Enumerator in ruby 1.9

One could write

module Enumerable
def sum
inject(0) {|f,x| f+x}
end
end

And we have

puts [1,2,3,4].sum # => 10

But it works only for numbers.

I would like to write more general code:

module Enumerable
def sum
each.skip_first.inject(first) {|f,x| f+x}
end
end

so we have:

puts [1,2,3,4].sum #=> 10
puts [‘a’,‘b’,‘c’].sum #=> ‘abc’

  1. Is it a good idea to add method '‘first’ to Enumerable?
  2. Please, show me the right code for Enumerator#skip_first(n=1)
    (ruby1.9)

Thanks!

Hi –

On Thu, 13 Mar 2008, Artem V. wrote:

But it works only for numbers.

puts [‘a’,‘b’,‘c’].sum #=> ‘abc’

  1. Is it a good idea to add method '‘first’ to Enumerable?
  2. Please, show me the right code for Enumerator#skip_first(n=1) (ruby1.9)

If you don’t give an argument to inject, it uses the first element in
the collection. So you can just do:

%w{a b c}.inject {|acc,e| acc + e }

David

Sorry, I’ve found than ‘inject’ has form without argument and it does
the job.

module Enumerable
def sum
inject {|f,x| f+x}
end
end

But i am still interested in:

  1. Is it a good idea to add method '‘first’ to Enumerable?
  2. Please, show me the right code for Enumerator#skip_first(n=1)
    (ruby1.9)

And one more question offtopic:

I see my messages duplicated in list. I use gmail.com
What should I do to stop duplicating my messages?

On Thu, Mar 13, 2008 at 12:33 PM, Artem V.
[email protected] wrote:

And one more question offtopic:

I see my messages duplicated in list. I use gmail.com

I assume the following: You send a message to the ruby-talk, GMail
saves a copy in the conversation, ruby-talk sends you your email.
Not sure if it is like that, but that’s how I explain it to me.

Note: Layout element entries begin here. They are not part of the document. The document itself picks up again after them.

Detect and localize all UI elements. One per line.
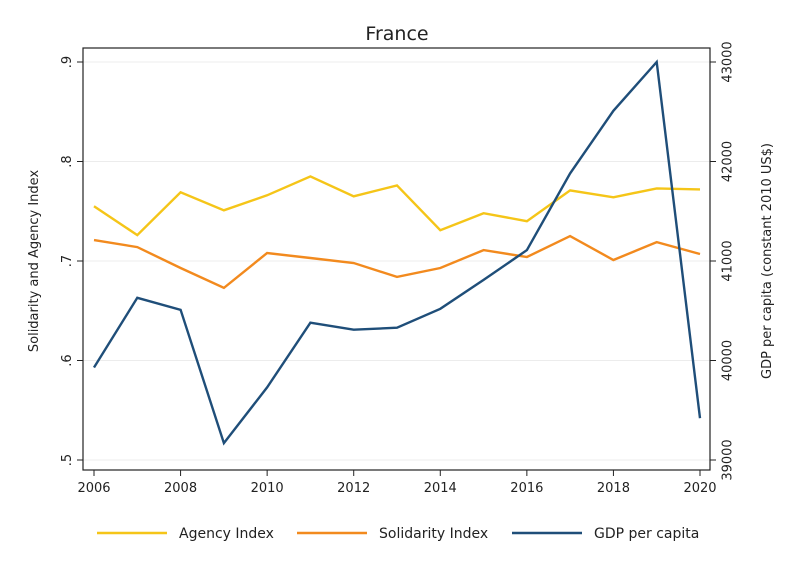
legend-label: Agency Index (179, 526, 274, 542)
x-tick-label: 2006 (77, 481, 110, 496)
x-tick-label: 2014 (424, 481, 457, 496)
right-tick-label: 40000 (721, 340, 736, 381)
x-tick-label: 2020 (683, 481, 716, 496)
series-layer (92, 59, 702, 446)
right-axis-title: GDP per capita (constant 2010 US$) (760, 143, 775, 379)
right-tick-label: 43000 (721, 41, 736, 82)
left-tick-label: .9 (60, 56, 75, 68)
x-tick-label: 2012 (337, 481, 370, 496)
series-line-agency-index (93, 175, 701, 237)
gridlines (83, 61, 710, 461)
x-tick-label: 2008 (164, 481, 197, 496)
series-line-solidarity-index (93, 234, 701, 290)
left-tick-label: .8 (60, 155, 75, 167)
legend: Agency Index Solidarity Index GDP per capi… (97, 526, 699, 542)
x-tick-label: 2018 (597, 481, 630, 496)
legend-label: Solidarity Index (379, 526, 488, 542)
x-tick-label: 2016 (510, 481, 543, 496)
series-line-gdp-per-capita (92, 59, 702, 446)
x-tick-label: 2010 (251, 481, 284, 496)
right-tick-label: 39000 (721, 439, 736, 480)
left-tick-label: .6 (60, 354, 75, 366)
chart-title: France (365, 23, 428, 45)
left-axis-title: Solidarity and Agency Index (27, 170, 42, 353)
legend-label: GDP per capita (594, 526, 699, 542)
right-tick-label: 41000 (721, 240, 736, 281)
left-tick-label: .7 (60, 255, 75, 267)
left-tick-label: .5 (60, 454, 75, 466)
right-tick-label: 42000 (721, 141, 736, 182)
plot-frame (82, 47, 711, 471)
axes: .5 .6 .7 .8 .9 39000 40000 41000 42000 43000 2006 2… (60, 41, 736, 496)
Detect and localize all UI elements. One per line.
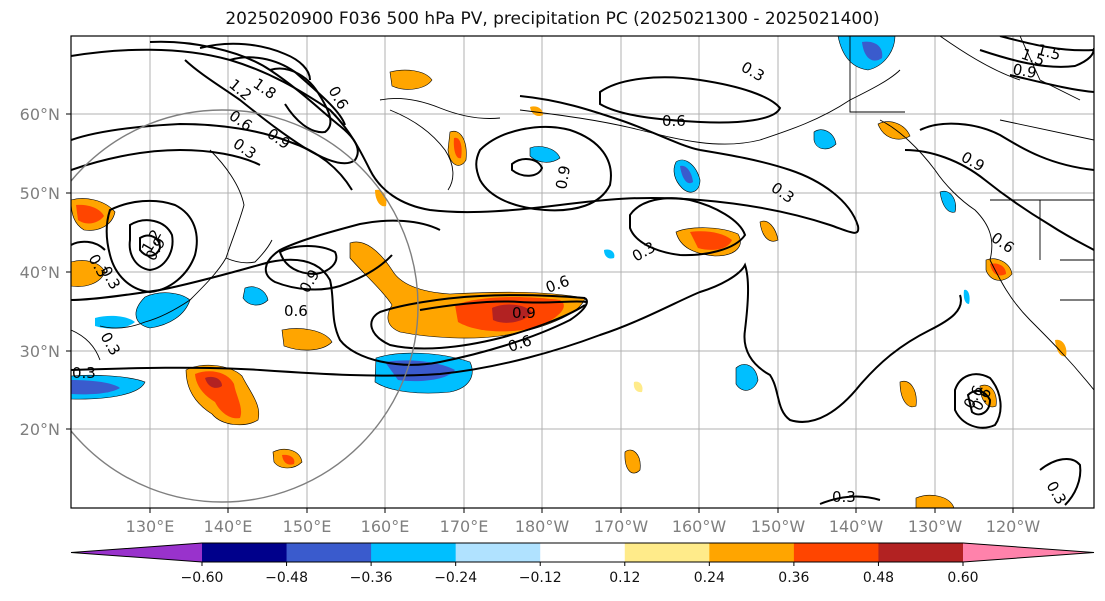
colorbar-tick-label: −0.60 [181,570,224,586]
lat-label: 30°N [20,342,60,361]
colorbar: −0.60 −0.48 −0.36 −0.24 −0.12 0.12 0.24 0.36 0.4… [70,542,1095,586]
contour-label: 0.3 [768,179,798,207]
colorbar-tick-label: −0.12 [519,570,562,586]
colorbar-segment [455,543,541,562]
colorbar-segment [624,543,710,562]
colorbar-segment [71,543,202,562]
longitude-labels: 130°E 140°E 150°E 160°E 170°E 180°W 170°… [126,517,1041,536]
contour-label: 0.3 [629,238,659,266]
colorbar-segment [963,543,1094,562]
contour-label: 0.6 [662,112,686,130]
coastlines [71,36,1094,391]
lon-label: 180°W [515,517,570,536]
lon-label: 150°E [283,517,332,536]
colorbar-segment [286,543,372,562]
lat-label: 50°N [20,184,60,203]
colorbar-tick-label: 0.24 [694,570,725,586]
contour-label: 0.3 [230,135,260,163]
contour-label: 1.2 [225,75,255,104]
contour-label: 0.3 [97,329,125,359]
lon-label: 170°E [440,517,489,536]
contour-label: 0.9 [264,125,294,153]
lon-label: 170°W [594,517,649,536]
map-title: 2025020900 F036 500 hPa PV, precipitatio… [225,9,880,29]
colorbar-segment [371,543,457,562]
colorbar-tick-label: 0.48 [863,570,894,586]
contour-label: 0.9 [1011,60,1038,82]
gridlines [71,36,1094,508]
lon-label: 140°W [829,517,884,536]
colorbar-segment [540,543,626,562]
colorbar-tick-label: −0.36 [350,570,393,586]
contour-label: 1.5 [1035,40,1063,64]
axis-ticks [66,113,1014,513]
lat-label: 40°N [20,263,60,282]
lat-label: 60°N [20,105,60,124]
colorbar-tick-label: −0.48 [265,570,308,586]
lon-label: 160°W [672,517,727,536]
colorbar-tick-label: 0.12 [609,570,640,586]
lon-label: 140°E [204,517,253,536]
projection-circle [71,109,419,503]
contour-label: 0.6 [543,272,572,297]
colorbar-tick-label: 0.60 [947,570,978,586]
contour-label: 0.9 [552,164,574,191]
lon-label: 150°W [751,517,806,536]
colorbar-segment [793,543,879,562]
contour-label: 0.3 [832,488,856,506]
contour-label: 0.9 [958,148,988,176]
lon-label: 120°W [986,517,1041,536]
colorbar-segment [202,543,288,562]
lon-label: 130°E [126,517,175,536]
contour-label: 0.6 [284,302,308,320]
colorbar-segment [709,543,795,562]
contour-label: 0.3 [72,364,96,382]
pv-contours [71,36,1094,506]
colorbar-tick-label: −0.24 [434,570,477,586]
contour-label: 0.3 [738,58,768,86]
lon-label: 130°W [908,517,963,536]
latitude-labels: 60°N 50°N 40°N 30°N 20°N [20,105,60,439]
lon-label: 160°E [361,517,410,536]
colorbar-tick-label: 0.36 [778,570,809,586]
colorbar-segment [878,543,964,562]
precip-shading [71,36,1067,508]
contour-label: 0.9 [512,304,536,322]
lat-label: 20°N [20,420,60,439]
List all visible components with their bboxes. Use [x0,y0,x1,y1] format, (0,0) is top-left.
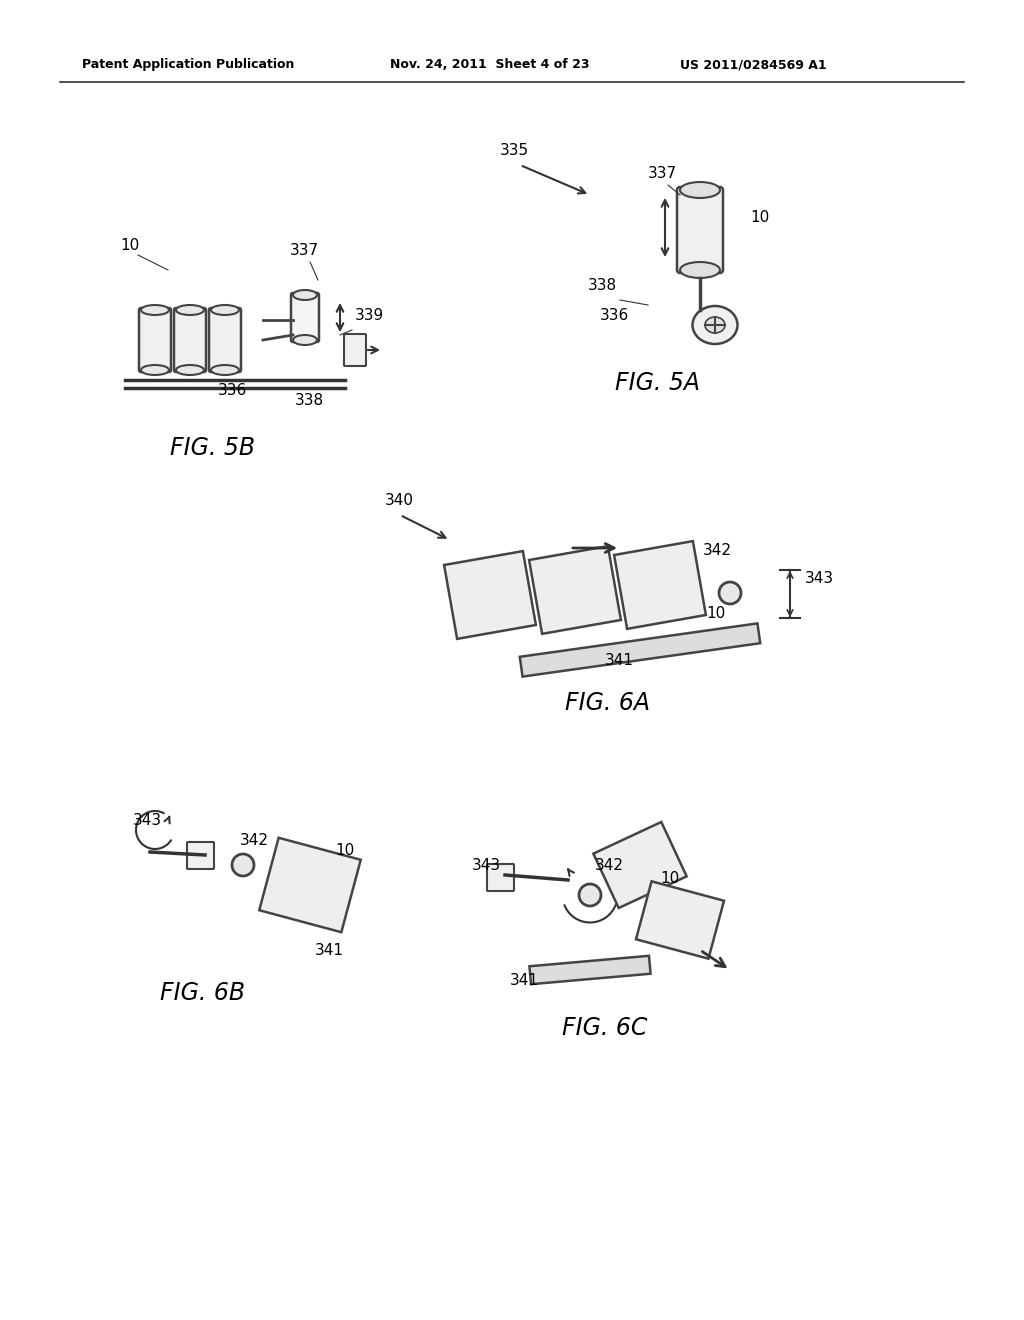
Ellipse shape [232,854,254,876]
Polygon shape [520,623,760,677]
Text: 10: 10 [750,210,769,224]
Text: 340: 340 [385,492,414,508]
Text: 336: 336 [600,308,630,323]
FancyBboxPatch shape [291,293,319,342]
Ellipse shape [141,366,169,375]
Ellipse shape [705,317,725,333]
Ellipse shape [141,305,169,315]
Polygon shape [529,956,650,985]
Text: 338: 338 [295,393,325,408]
FancyBboxPatch shape [174,308,206,372]
Text: 337: 337 [648,166,677,181]
Ellipse shape [680,261,720,279]
FancyBboxPatch shape [187,842,214,869]
Text: Patent Application Publication: Patent Application Publication [82,58,294,71]
Ellipse shape [680,182,720,198]
Text: 343: 343 [805,572,835,586]
Ellipse shape [293,290,317,300]
Ellipse shape [176,305,204,315]
Text: FIG. 5B: FIG. 5B [170,436,255,459]
Text: 10: 10 [660,871,679,886]
Ellipse shape [176,366,204,375]
Text: 343: 343 [472,858,501,873]
Polygon shape [636,882,724,958]
FancyBboxPatch shape [677,187,723,273]
Ellipse shape [579,884,601,906]
Polygon shape [444,552,536,639]
Polygon shape [614,541,706,628]
FancyBboxPatch shape [209,308,241,372]
FancyBboxPatch shape [487,865,514,891]
Ellipse shape [692,306,737,345]
Text: FIG. 6B: FIG. 6B [160,981,245,1005]
Text: 341: 341 [510,973,539,987]
FancyBboxPatch shape [344,334,366,366]
Ellipse shape [719,582,741,605]
Text: 342: 342 [703,543,732,558]
Text: FIG. 6C: FIG. 6C [562,1016,647,1040]
Text: 342: 342 [240,833,269,847]
Text: 10: 10 [335,843,354,858]
Polygon shape [259,838,360,932]
Ellipse shape [211,366,239,375]
Polygon shape [529,546,621,634]
Text: 337: 337 [290,243,319,257]
Text: 339: 339 [355,308,384,323]
Polygon shape [593,822,687,908]
Ellipse shape [293,335,317,345]
Text: 10: 10 [120,238,139,253]
Text: 335: 335 [500,143,529,158]
Text: Nov. 24, 2011  Sheet 4 of 23: Nov. 24, 2011 Sheet 4 of 23 [390,58,590,71]
Text: 341: 341 [605,653,634,668]
FancyBboxPatch shape [139,308,171,372]
Ellipse shape [211,305,239,315]
Text: US 2011/0284569 A1: US 2011/0284569 A1 [680,58,826,71]
Text: 341: 341 [315,942,344,958]
Text: FIG. 6A: FIG. 6A [565,690,650,715]
Text: 343: 343 [133,813,162,828]
Text: 336: 336 [218,383,247,399]
Text: 342: 342 [595,858,624,873]
Text: FIG. 5A: FIG. 5A [615,371,700,395]
Text: 10: 10 [706,606,725,620]
Text: 338: 338 [588,279,617,293]
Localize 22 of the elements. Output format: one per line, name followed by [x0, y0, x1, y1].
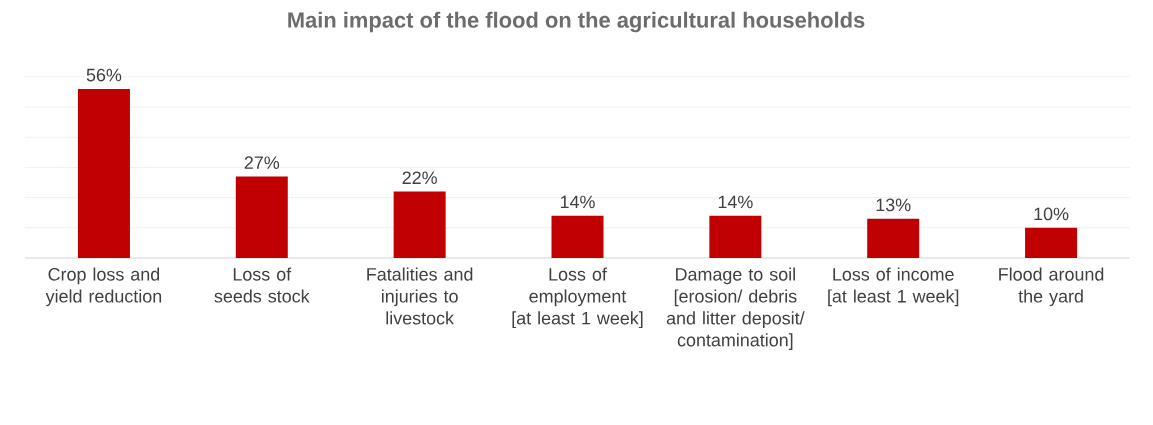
data-label: 22%	[402, 171, 437, 185]
data-label: 14%	[560, 195, 595, 209]
bar	[393, 191, 446, 258]
bar	[235, 176, 288, 258]
data-label: 10%	[1034, 207, 1069, 221]
bar	[551, 215, 604, 258]
x-tick-label: Loss of income [at least 1 week]	[828, 267, 959, 307]
x-tick-label: Crop loss and yield reduction	[45, 267, 162, 307]
x-tick-label: Flood around the yard	[999, 267, 1104, 307]
bar	[77, 88, 130, 258]
bar	[1025, 227, 1078, 258]
data-label: 13%	[876, 198, 911, 212]
data-label: 56%	[86, 68, 122, 82]
x-tick-label: Damage to soil [erosion/ debris and litter deposit/ contamination]	[666, 267, 805, 350]
x-tick-label: Loss of seeds stock	[214, 267, 310, 303]
bar	[709, 215, 762, 258]
data-label: 27%	[244, 156, 280, 169]
bar	[867, 218, 920, 258]
data-label: 14%	[718, 195, 753, 209]
x-tick-label: Fatalities and injuries to livestock	[367, 267, 473, 325]
x-tick-label: Loss of employment [at least 1 week]	[512, 267, 643, 329]
chart-title: Main impact of the flood on the agricultural households	[288, 11, 865, 33]
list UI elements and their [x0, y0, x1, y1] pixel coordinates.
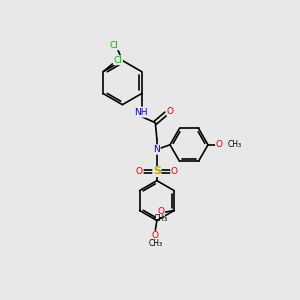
Text: NH: NH — [134, 108, 148, 117]
Text: CH₃: CH₃ — [154, 214, 168, 223]
Text: Cl: Cl — [114, 56, 122, 65]
Text: CH₃: CH₃ — [228, 140, 242, 149]
Text: O: O — [158, 207, 164, 216]
Text: O: O — [171, 167, 178, 176]
Text: S: S — [153, 167, 161, 176]
Text: O: O — [216, 140, 223, 149]
Text: O: O — [167, 106, 174, 116]
Text: N: N — [154, 145, 160, 154]
Text: O: O — [136, 167, 143, 176]
Text: O: O — [152, 231, 159, 240]
Text: CH₃: CH₃ — [148, 239, 162, 248]
Text: Cl: Cl — [110, 41, 118, 50]
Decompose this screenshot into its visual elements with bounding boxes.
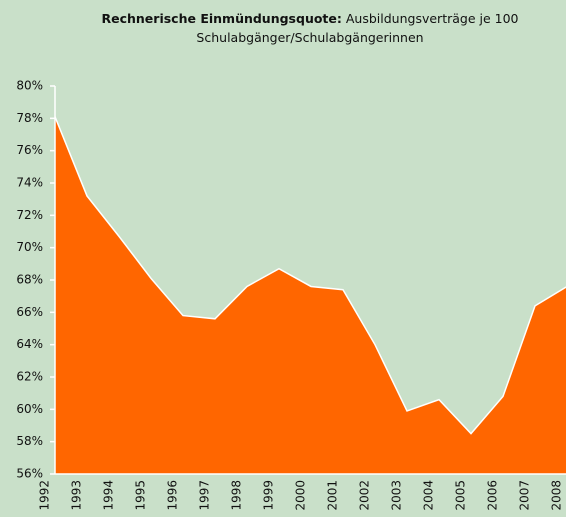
area-outline [54, 116, 566, 435]
x-tick-label: 2002 [358, 480, 372, 511]
x-tick-label: 1997 [198, 480, 212, 511]
y-tick-label: 56% [16, 467, 43, 481]
x-tick-label: 2000 [294, 480, 308, 511]
x-tick-label: 1996 [166, 480, 180, 511]
y-tick-label: 58% [16, 434, 43, 448]
x-tick-label: 2001 [326, 480, 340, 511]
x-tick-label: 1993 [70, 480, 84, 511]
y-tick-label: 60% [16, 402, 43, 416]
chart-title: Rechnerische Einmündungsquote: [101, 11, 342, 26]
x-tick-label: 1998 [230, 480, 244, 511]
x-tick-label: 2007 [518, 480, 532, 511]
x-tick-label: 2004 [422, 480, 436, 511]
y-tick-label: 76% [16, 143, 43, 157]
x-tick-label: 2005 [454, 480, 468, 511]
x-tick-label: 2006 [486, 480, 500, 511]
y-tick-label: 80% [16, 79, 43, 93]
x-tick-label: 2008 [550, 480, 564, 511]
y-tick-label: 70% [16, 240, 43, 254]
area [55, 116, 566, 474]
y-tick-label: 62% [16, 370, 43, 384]
chart-subtitle: Ausbildungsverträge je 100 Schulabgänger… [196, 11, 519, 45]
y-tick-label: 74% [16, 176, 43, 190]
x-tick-label: 1992 [38, 480, 52, 511]
y-tick-label: 64% [16, 337, 43, 351]
x-tick-label: 1994 [102, 480, 116, 511]
x-tick-label: 1999 [262, 480, 276, 511]
x-tick-label: 1995 [134, 480, 148, 511]
y-tick-label: 68% [16, 273, 43, 287]
y-tick-label: 72% [16, 208, 43, 222]
title-block: Rechnerische Einmündungsquote: Ausbildun… [100, 9, 520, 47]
x-tick-label: 2003 [390, 480, 404, 511]
y-tick-label: 78% [16, 111, 43, 125]
y-tick-label: 66% [16, 305, 43, 319]
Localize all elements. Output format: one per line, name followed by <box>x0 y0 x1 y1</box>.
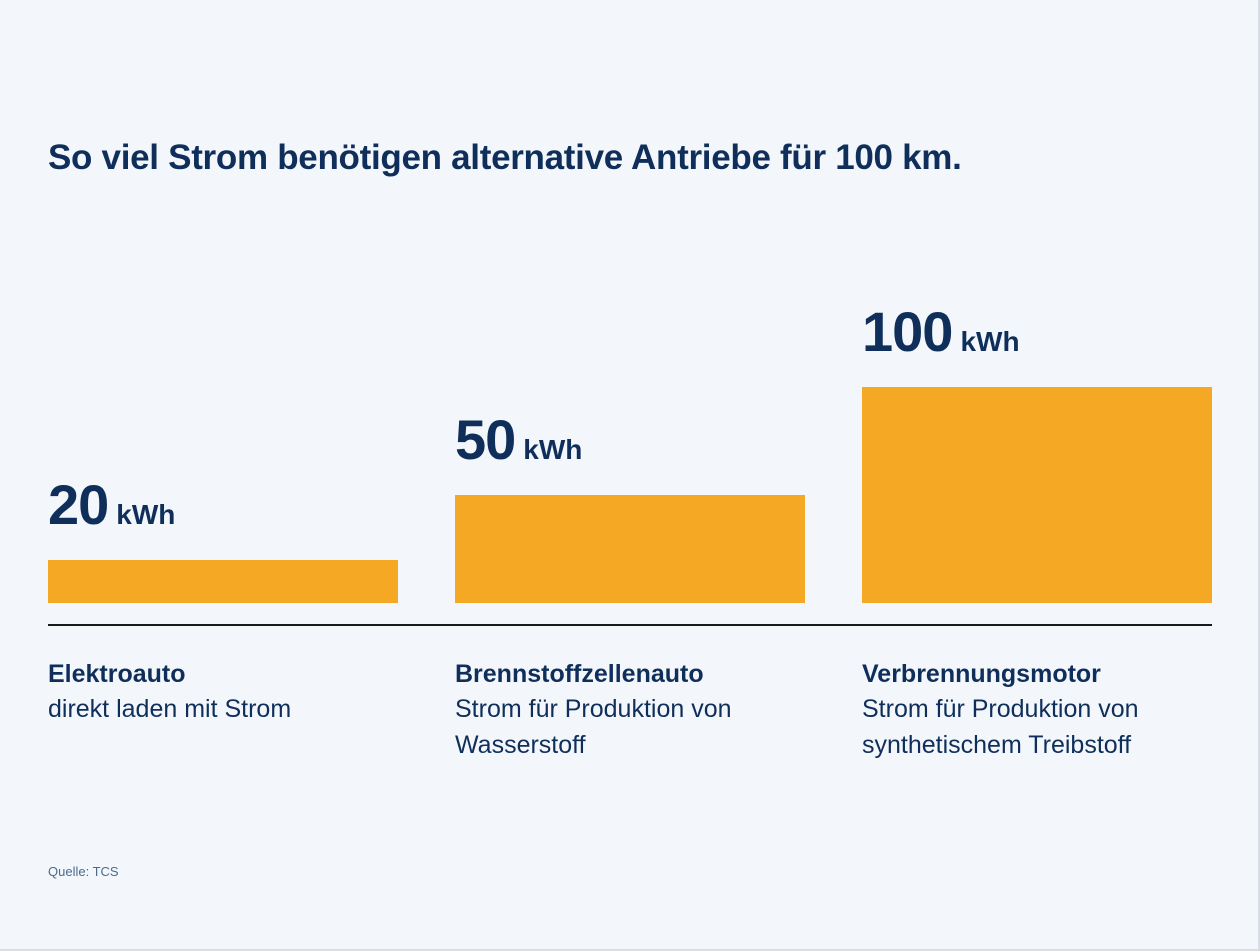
category-name: Brennstoffzellenauto <box>455 660 704 688</box>
value-unit: kWh <box>960 326 1020 357</box>
bar-brennstoffzellenauto <box>455 495 805 603</box>
category-description: direkt laden mit Strom <box>48 695 292 723</box>
category-description: Strom für Produktion von synthetischem T… <box>862 695 1139 759</box>
chart-title: So viel Strom benötigen alternative Antr… <box>48 138 962 177</box>
bar-elektroauto <box>48 560 398 603</box>
category-label: Brennstoffzellenauto Strom für Produktion… <box>455 657 805 763</box>
category-name: Elektroauto <box>48 660 186 688</box>
value-unit: kWh <box>116 499 176 530</box>
category-description: Strom für Produktion von Wasserstoff <box>455 695 732 759</box>
value-number: 100 <box>862 300 953 363</box>
category-label: Verbrennungsmotor Strom für Produktion vo… <box>862 657 1212 763</box>
bar-verbrennungsmotor <box>862 387 1212 603</box>
category-name: Verbrennungsmotor <box>862 660 1101 688</box>
category-label: Elektroauto direkt laden mit Strom <box>48 657 408 727</box>
value-label: 100 kWh <box>862 299 1020 364</box>
value-label: 20 kWh <box>48 472 175 537</box>
source-note: Quelle: TCS <box>48 864 119 879</box>
value-number: 20 <box>48 473 109 536</box>
value-number: 50 <box>455 408 516 471</box>
value-label: 50 kWh <box>455 407 582 472</box>
x-axis-baseline <box>48 624 1212 626</box>
value-unit: kWh <box>523 434 583 465</box>
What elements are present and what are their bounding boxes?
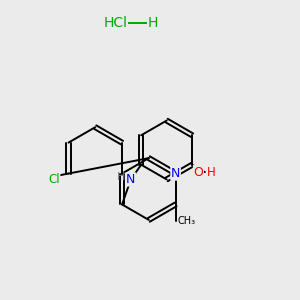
- Text: N: N: [171, 167, 180, 180]
- Text: H: H: [117, 172, 126, 182]
- Text: Cl: Cl: [48, 173, 60, 186]
- Text: H: H: [206, 166, 215, 178]
- Text: HCl: HCl: [104, 16, 128, 30]
- Text: N: N: [126, 173, 136, 186]
- Text: H: H: [148, 16, 158, 30]
- Text: CH₃: CH₃: [177, 216, 195, 226]
- Text: O: O: [194, 166, 203, 178]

What should I do to stop duplicating my messages?

I am using Better GMail and delete my duplicated emails when I decide
to archive a ruby-talk conversation.

For example


module Enumerable
class Enumerator
def skip_first(n=1)
n.times {puts “Skiping #{self.next}”}
self
end
end
end

puts [1,2,3,4].each.skip_first(2).map{|i| i}

Outputs

Skiping 1
Skiping 2
1
2
3
4

(ruby 1.9.0 (2007-12-25 revision 14709) [i386-mswin32])

So it does not skips in fact. Enumerator restarts inside method map.
It looks strange for me.

Can anyone help me to write ‘skip_first’ method that works?

Artem

On Mar 13, 2008, at 6:33 AM, Artem V. wrote:

But i am still interested in:

  1. Is it a good idea to add method '‘first’ to Enumerable?

You can use Ruby 1.9’s take() for this:

$ ruby_dev -ve ‘p((1…10).take(1).first)’
ruby 1.9.0 (2008-03-01 revision 15664) [i686-darwin9.2.0]
1

  1. Please, show me the right code for Enumerator#skip_first(n=1)
    (ruby1.9)

Use take()'s cousin drop():

$ ruby_dev -ve ‘p((1…10).drop(1))’
ruby 1.9.0 (2008-03-01 revision 15664) [i686-darwin9.2.0]
[2, 3, 4, 5, 6, 7, 8, 9, 10]

James Edward G. II

2008/3/13, James G. [email protected]:

1

Thanks.

James Edward G. II

I want to have ‘drop’ for Enumerator so that no new collection was
created.
It’s important when collection is big one.